Jesús Mari Lazkano

(Vergara, Guipúzcoa, 1960)

Author's artworks

20th-21st century. Spanish

Jesús Mari Lazkano is one of the main exponents of Realism in the Basque Country. He discovered his vocation for art early in life, and started to take part in painting contests at a very young age. In 1977 he enrolled at the School of Fine Arts in Bilbao, where he graduated in 1982 and then completed a PhD in 1994 with a dissertation titled On the distance between the formal in architecture and architecture as image in the painting of Jesús Mari Lazcano. Or how things change depending on the way we look at them.

In his early stages as an artist, his work showed an evident leaning towards a Pop aesthetics. That said, with the passing of time he would leave behind that language to embrace figurative painting imbued with a surrealist atmosphere, more attuned to the Nordic romantic tradition. In the 1980s, he began to incorporate frames into his painterly landscapes, recalling the theme of the city and rescuing objects, symbols and places from industrial archaeology. A crucial factor in that change was his sojourns in cities like New York, Vienna or Rome, where he settled temporarily in 1998 thanks to a scholarship from the Spanish Academy of Fine Arts, an institution with which he would maintain close ties for the rest of his life. Also worth underscoring is the social orientation of his art, which led him to create large-format pieces for public spaces, notably his interventions for the metro system in Bilbao (1990) and the ceiling in Fundación Argentaria Bilbao (1996).

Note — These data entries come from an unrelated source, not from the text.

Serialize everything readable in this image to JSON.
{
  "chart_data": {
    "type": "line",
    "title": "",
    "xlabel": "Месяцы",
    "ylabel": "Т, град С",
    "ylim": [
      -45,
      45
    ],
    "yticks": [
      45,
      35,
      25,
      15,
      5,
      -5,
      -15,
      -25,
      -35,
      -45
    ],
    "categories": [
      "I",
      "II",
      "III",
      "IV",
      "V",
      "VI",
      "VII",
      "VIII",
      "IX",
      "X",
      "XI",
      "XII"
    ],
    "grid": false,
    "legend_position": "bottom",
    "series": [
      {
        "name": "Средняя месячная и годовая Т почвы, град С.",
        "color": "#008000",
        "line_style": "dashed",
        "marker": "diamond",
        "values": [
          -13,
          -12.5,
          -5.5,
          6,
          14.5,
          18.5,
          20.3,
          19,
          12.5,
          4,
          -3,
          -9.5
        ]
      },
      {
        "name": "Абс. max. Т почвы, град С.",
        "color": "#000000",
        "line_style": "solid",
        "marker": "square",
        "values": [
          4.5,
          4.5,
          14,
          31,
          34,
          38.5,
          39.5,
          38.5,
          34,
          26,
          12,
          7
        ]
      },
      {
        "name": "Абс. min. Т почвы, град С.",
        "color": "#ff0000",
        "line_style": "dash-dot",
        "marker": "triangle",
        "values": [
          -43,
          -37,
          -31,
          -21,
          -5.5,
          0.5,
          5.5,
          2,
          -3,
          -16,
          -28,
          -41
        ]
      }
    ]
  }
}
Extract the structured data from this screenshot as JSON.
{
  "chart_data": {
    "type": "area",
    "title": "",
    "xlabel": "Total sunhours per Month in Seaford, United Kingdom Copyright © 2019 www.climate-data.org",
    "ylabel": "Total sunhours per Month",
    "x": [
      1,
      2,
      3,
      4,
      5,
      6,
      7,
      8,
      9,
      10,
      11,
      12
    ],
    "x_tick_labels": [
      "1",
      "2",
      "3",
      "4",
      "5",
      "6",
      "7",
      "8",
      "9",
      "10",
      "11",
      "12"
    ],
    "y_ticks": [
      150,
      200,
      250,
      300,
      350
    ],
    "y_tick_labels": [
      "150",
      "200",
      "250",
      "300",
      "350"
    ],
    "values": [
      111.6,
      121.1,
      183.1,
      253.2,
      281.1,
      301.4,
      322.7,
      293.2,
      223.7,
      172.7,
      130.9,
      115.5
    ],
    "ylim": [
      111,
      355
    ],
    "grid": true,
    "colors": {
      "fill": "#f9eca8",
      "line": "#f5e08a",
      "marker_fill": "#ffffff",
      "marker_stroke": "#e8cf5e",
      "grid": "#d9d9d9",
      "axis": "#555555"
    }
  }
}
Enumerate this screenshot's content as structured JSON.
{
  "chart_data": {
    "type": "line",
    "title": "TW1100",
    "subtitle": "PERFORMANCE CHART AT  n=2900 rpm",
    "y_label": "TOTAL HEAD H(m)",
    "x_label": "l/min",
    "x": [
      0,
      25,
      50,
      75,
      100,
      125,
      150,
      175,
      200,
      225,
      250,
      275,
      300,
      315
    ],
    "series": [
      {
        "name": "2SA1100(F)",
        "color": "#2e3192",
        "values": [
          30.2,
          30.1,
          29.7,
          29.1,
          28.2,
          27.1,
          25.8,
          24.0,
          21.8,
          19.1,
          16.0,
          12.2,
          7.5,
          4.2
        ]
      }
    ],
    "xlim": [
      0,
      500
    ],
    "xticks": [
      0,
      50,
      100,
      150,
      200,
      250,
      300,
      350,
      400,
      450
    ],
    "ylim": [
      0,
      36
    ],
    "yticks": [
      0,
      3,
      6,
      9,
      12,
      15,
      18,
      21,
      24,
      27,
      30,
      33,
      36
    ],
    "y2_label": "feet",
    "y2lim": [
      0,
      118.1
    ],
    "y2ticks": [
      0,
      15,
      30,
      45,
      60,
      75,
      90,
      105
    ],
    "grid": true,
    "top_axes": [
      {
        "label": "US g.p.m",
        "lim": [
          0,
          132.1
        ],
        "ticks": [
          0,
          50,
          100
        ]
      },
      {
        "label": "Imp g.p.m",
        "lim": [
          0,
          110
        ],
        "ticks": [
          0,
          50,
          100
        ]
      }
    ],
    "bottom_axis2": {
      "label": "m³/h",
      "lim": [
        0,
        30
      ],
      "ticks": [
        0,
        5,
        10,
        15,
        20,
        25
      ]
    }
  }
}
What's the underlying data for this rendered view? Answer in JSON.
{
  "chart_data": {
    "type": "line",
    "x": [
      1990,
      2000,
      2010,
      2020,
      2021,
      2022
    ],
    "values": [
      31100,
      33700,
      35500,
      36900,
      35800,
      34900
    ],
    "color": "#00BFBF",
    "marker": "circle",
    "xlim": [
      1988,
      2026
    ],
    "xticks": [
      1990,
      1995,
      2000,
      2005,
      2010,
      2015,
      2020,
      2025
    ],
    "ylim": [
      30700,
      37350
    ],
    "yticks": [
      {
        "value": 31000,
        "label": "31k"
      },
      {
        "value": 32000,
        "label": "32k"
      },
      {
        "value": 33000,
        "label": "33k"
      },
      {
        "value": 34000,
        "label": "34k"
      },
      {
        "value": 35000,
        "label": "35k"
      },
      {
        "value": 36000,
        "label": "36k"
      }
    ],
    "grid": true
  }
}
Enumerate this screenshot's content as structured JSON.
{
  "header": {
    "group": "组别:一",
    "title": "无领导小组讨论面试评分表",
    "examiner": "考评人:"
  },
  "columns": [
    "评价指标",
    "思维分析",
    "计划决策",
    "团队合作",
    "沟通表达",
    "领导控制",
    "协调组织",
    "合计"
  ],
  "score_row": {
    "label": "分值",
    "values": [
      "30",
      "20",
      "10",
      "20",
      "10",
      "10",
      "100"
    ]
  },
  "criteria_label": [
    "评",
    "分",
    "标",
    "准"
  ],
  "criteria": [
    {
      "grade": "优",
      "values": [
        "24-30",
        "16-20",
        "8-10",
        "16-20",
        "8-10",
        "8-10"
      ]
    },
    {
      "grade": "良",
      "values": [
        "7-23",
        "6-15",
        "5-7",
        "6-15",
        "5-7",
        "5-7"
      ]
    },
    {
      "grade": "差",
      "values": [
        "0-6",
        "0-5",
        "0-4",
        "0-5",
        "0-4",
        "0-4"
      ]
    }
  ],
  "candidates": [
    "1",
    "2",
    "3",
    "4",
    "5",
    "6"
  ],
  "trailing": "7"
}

Since 1975, the year of his first solo exhibition at Sala Pol-Pol in Bilbao, Lazkano has exhibited his work in many shows in Spain and abroad, including retrospectives at Sala BBK (2003) and the Museo de Bellas Artes de Bilbao (2010). His works have also been on display in events like the Visual Biennial of Vitoria, the Painting and Sculpture Biennial of San Sebastian or the Basque Country Biennial of Amorebieta.

He currently combines art practice and teaching, as a senior lecturer in the Painting Department at the School of Fine Arts of Bilbao. In 2016 he was appointed a member of Jakiunde (Basque Academy of Sciences, Arts and Literature) and has been distinguished with a number of awards, including the Gure Artea Prize (1985) and the Titanio Prize (2007) conferred by the College of Architects of the Basque Country and Navarre.